There had been a lot of people— men and women who stood out from the rest during the time of war, be it with their skills, talent, wit, or intelligence, or it could also be for their heroism or compassion for others. There were also those who stood out for all the wrong reasons, which is, of course, not a good thing. Heinz-Wolfgang Schnaufer’s name was one of those known in history and for incredible reasons.

Off to a Great Start

Schnaufer was born in Calw, Free People’s State of Wurttemberg of the German Reich, on February 16, 1922. He was the eldest among the four children of a mechanical engineer and merchant, Alfred Schnaufer and Martha. His father also owned and managed a family business, their Schnaufer-Schlossberhkellerei winery, which was founded by his grandfather and father after World War I. When Schnaufer’s father died in 1940, his mother took over the business while looking after the children.

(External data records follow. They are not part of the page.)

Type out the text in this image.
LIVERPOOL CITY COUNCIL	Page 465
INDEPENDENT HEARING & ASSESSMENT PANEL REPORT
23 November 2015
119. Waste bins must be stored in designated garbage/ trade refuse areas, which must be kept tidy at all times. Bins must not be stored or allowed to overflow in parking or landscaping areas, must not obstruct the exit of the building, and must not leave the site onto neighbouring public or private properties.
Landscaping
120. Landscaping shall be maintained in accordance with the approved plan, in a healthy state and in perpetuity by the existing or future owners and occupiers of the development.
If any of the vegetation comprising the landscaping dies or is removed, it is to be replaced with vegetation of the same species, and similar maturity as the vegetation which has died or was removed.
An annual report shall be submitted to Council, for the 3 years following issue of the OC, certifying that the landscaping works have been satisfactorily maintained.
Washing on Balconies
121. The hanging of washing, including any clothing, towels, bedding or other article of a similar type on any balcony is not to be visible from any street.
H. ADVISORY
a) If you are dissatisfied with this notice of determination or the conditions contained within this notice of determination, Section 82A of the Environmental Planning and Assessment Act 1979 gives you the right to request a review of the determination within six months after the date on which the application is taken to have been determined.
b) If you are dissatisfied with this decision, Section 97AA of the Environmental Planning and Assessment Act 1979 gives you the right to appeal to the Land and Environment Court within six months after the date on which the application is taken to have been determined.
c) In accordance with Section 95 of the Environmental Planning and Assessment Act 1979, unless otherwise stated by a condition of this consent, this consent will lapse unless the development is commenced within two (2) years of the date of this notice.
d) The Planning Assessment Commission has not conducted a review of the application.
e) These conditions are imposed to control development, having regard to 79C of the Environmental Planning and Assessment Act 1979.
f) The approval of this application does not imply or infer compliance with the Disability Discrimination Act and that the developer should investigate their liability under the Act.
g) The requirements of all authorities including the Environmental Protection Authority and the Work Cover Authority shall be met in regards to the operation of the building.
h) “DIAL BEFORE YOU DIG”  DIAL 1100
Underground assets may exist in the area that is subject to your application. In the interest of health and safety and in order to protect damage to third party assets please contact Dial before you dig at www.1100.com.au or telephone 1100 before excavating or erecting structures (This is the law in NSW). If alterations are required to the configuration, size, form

Schnaufer House in Calw. (Softeis, Public domain, via Wikimedia Commons)

At an early age, Schnaufer already expressed his desire to join a military organization, so he joined the German Youth in 1933. After completing his sixth grade, he took and passed the Backnang National Political Institutes of Education, a boarding school founded under the Nazi state, which was just recently founded at that time. There, he stood out and finished at the top of his class every year. He graduated at the age of 17 with distinction. At the same time, he completed his B-license to fly glider aircraft.  At the time, Germany was forbidden an airforce so by the Treaty of Versailles so Germany trained her pilots in gliders as a work-around.

After graduation, Schnaufer took and passed his entry exams for officer cadets of the Luftwaffe. He underwent basic military training, and by April 1, 1940, he was appointed as a cadet. Next was his flight training, including the advanced flight training that he took at Alt Lonnewitz. This qualified him to fly multi-engine aircraft.